Tours of the cemetery are only given once a year and online registration had already closed by the time I found the event listing. I contacted NYCParks via Twitter to inquire about the event, and they suggested that I call the Urban Park Rangers. I temporarily overcame my phone phobia and spoke to a very nice woman who informed me that there was still space available. We were added to the list and the moral of this story is that obscure cemetery tours on chilly winter days aren't exactly a hot ticket—and that I can be persuaded to talk to an actual human on the phone if it means that I might get into a normally off-limits cemetery.
If I have the choice of a guided tour or wandering on my own, I'll always pick the latter but this tour was a good combination of both. Our park ranger was very knowledgeable and I never felt rushed.

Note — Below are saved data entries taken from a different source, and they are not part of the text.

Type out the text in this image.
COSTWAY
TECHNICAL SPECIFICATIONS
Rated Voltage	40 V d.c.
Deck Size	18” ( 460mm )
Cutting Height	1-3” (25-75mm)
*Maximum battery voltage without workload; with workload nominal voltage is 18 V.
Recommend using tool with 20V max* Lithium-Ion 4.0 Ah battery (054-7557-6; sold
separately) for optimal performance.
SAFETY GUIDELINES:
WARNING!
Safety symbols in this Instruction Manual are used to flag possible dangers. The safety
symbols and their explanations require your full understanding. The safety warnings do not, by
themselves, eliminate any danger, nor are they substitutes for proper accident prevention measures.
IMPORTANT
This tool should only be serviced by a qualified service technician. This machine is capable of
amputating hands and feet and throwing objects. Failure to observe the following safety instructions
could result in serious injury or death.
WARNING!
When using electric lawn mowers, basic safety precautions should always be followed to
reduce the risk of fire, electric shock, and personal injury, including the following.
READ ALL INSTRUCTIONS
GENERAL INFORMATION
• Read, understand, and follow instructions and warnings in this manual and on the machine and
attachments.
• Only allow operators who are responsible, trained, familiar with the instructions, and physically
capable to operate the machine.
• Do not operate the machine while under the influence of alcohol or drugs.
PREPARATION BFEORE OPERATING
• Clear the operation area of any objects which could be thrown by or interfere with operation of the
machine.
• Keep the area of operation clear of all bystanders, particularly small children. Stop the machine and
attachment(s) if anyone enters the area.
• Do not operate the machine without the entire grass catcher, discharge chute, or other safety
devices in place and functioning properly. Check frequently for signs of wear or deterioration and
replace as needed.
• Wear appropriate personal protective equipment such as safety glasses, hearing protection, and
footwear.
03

We also heard a few stories about notable burials that we would have never been able to infer just from looking at the stones themselves, which certainly makes the case for taking a tour if it's an option.
Barnadus and Sarah Ryder were brought to our attention, a husband and wife who died 34 years apart—but both on October 29th. We were also directed to find the one marker not made of stone, a blueish zinc head"stone"—I've seen these in cemeteries before, but I didn't know that all zinc markers were produced from a single company in Connecticut from about 1870 to 1912.
Viola Jackson was a black woman working as a maid when her dress caught fire—either from a candle or the oven—and she died tragically when she was just 22. She is buried in the cemetery, but along the southwest edge with other African Americans of that time—Gravesend's own interpretation of "separate but equal."
Jacob and Barnadus Ryder, whose stones are next to each other, died just ten days apart. The father and son didn't die from a shared illness, but rather from a murder-suicide that may have been Gravesend's first. Jacob Ryder, a farmer, cut the throat of his two-year-old son and then cut his own. His wife was in the field milking cows at the time, and although Jacob survived, he died ten days later from the self-inflicted wound. It was later revealed that Jacob had written a letter to his father claiming that he “imagined he heard a voice commanding him to execute the deed.”